Organic Manures – Waste Product or Valuable Asset?
From the outset of his presentation, it was clear that Philip Huxtable, Technical Director of JSR, made it clear that he sees a significant value and huge potential in manure.
He suggested that, 25 years ago, JSR was guilty as were most farmers of dealing with their organic manures as a waste product to be 'dumped' on sacrifice areas and got rid of, with little or no regard to the environment or its fertiliser value.
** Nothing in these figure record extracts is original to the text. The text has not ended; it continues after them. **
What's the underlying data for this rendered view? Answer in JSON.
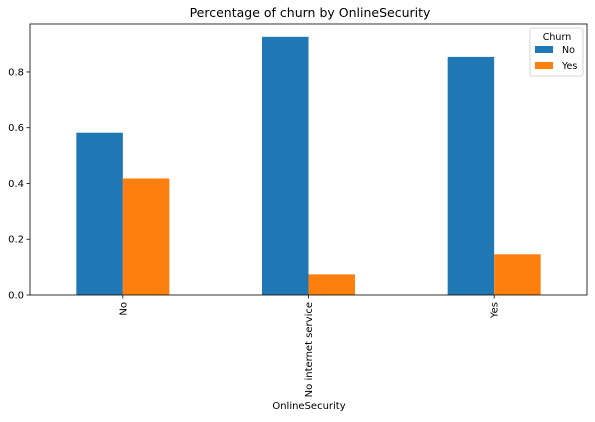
{
  "chart_data": {
    "type": "bar",
    "title": "Percentage of churn by OnlineSecurity",
    "xlabel": "OnlineSecurity",
    "ylabel": "",
    "categories": [
      "No",
      "No internet service",
      "Yes"
    ],
    "series": [
      {
        "name": "No",
        "values": [
          0.582,
          0.926,
          0.854
        ]
      },
      {
        "name": "Yes",
        "values": [
          0.418,
          0.074,
          0.146
        ]
      }
    ],
    "ylim": [
      0,
      0.972
    ],
    "yticks": [
      "0.0",
      "0.2",
      "0.4",
      "0.6",
      "0.8"
    ],
    "legend": {
      "title": "Churn",
      "placement": "top-right"
    },
    "grid": false,
    "colors": {
      "No": "#1f77b4",
      "Yes": "#ff7f0e"
    }
  }
}
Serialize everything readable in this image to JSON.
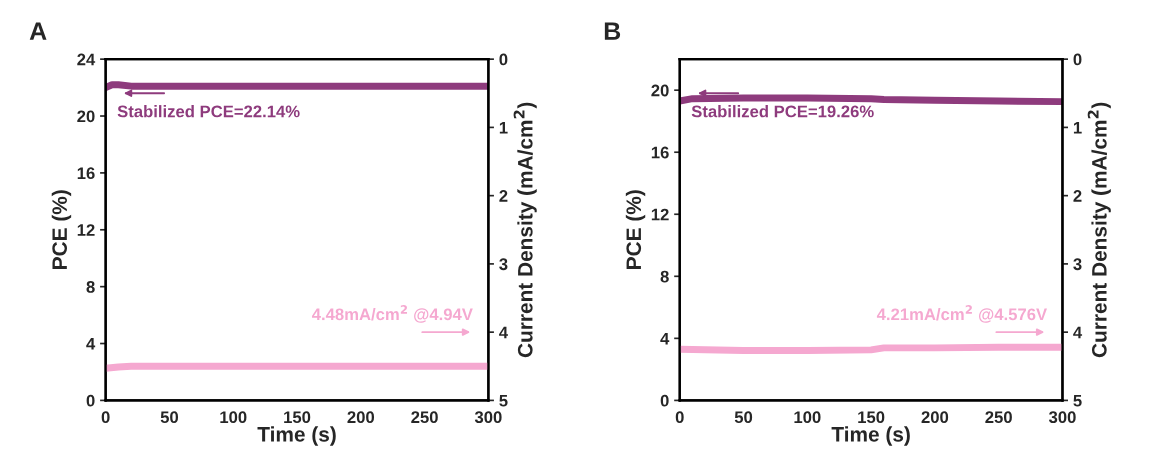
{
  "chart_data": [
    {
      "type": "line",
      "title": "A",
      "xlabel": "Time (s)",
      "ylabel": "PCE (%)",
      "y2label": "Current Density (mA/cm$^{2}$)",
      "xlim": [
        0,
        300
      ],
      "xticks": [
        0,
        50,
        100,
        150,
        200,
        250,
        300
      ],
      "ylim": [
        0,
        24
      ],
      "yticks": [
        0,
        4,
        8,
        12,
        16,
        20,
        24
      ],
      "y2lim": [
        5,
        0
      ],
      "y2ticks": [
        0,
        1,
        2,
        3,
        4,
        5
      ],
      "grid": false,
      "legend": false,
      "series": [
        {
          "color": "#8e3b7d",
          "x": [
            0,
            5,
            10,
            20,
            100,
            200,
            300
          ],
          "values": [
            22.0,
            22.2,
            22.2,
            22.1,
            22.1,
            22.1,
            22.1
          ]
        },
        {
          "color": "#f5a8d0",
          "axis": "y2",
          "x": [
            0,
            10,
            20,
            100,
            200,
            300
          ],
          "values": [
            4.53,
            4.51,
            4.5,
            4.5,
            4.5,
            4.5
          ]
        }
      ],
      "annotations": [
        "Stabilized PCE=22.14%",
        "4.48mA/cm$^{2}$ @4.94V"
      ]
    },
    {
      "type": "line",
      "title": "B",
      "xlabel": "Time (s)",
      "ylabel": "PCE (%)",
      "y2label": "Current Density (mA/cm$^{2}$)",
      "xlim": [
        0,
        300
      ],
      "xticks": [
        0,
        50,
        100,
        150,
        200,
        250,
        300
      ],
      "ylim": [
        0,
        22
      ],
      "yticks": [
        0,
        4,
        8,
        12,
        16,
        20
      ],
      "y2lim": [
        5,
        0
      ],
      "y2ticks": [
        0,
        1,
        2,
        3,
        4,
        5
      ],
      "grid": false,
      "legend": false,
      "series": [
        {
          "color": "#8e3b7d",
          "x": [
            0,
            10,
            50,
            100,
            150,
            160,
            200,
            250,
            300
          ],
          "values": [
            19.3,
            19.45,
            19.5,
            19.5,
            19.45,
            19.4,
            19.35,
            19.3,
            19.26
          ]
        },
        {
          "color": "#f5a8d0",
          "axis": "y2",
          "x": [
            0,
            50,
            100,
            150,
            160,
            200,
            250,
            300
          ],
          "values": [
            4.25,
            4.27,
            4.27,
            4.26,
            4.23,
            4.23,
            4.22,
            4.22
          ]
        }
      ],
      "annotations": [
        "Stabilized PCE=19.26%",
        "4.21mA/cm$^{2}$ @4.576V"
      ]
    }
  ]
}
Today, after over 20 years of incorporating science into the storage, application and utilisation of organic manures, he said the company's 'Liquid and Solid Gold' – as he describes slurry and manure – is a very valuable fertiliser source in terms of both cost savings and increasing yield.
In recent years, he continued, this value has increased significantly with the steep increases in manufactured fertiliser prices. In 2010, JSR applied more than 12,000,000 gallons of slurry and 14,000 tonnes of farmyard manure (FYM) in East Yorkshire.
In a series of slides, Mr Huxtable described the JSR arable business, and how the group treats, stores and applies both solid and liquid fractions and how this all fits in with aspects of Precision Farming. He went on to quantify the financial savings to be made – an estimated £235,000, based on preliminary figures.
Mr Huxtable identified as future challenges legislation, manufactured fertiliser costs, the investment required to utilise organic manures and finally, the importance of slurry stores covers to prevent dilution by rainwater and the collection of leaves, which can block pumps.
With 3,500 sows and progeny, "it is no wonder that the arable business views JSR's pig units as 'fertiliser factories'!" concluded Mr Huxtable.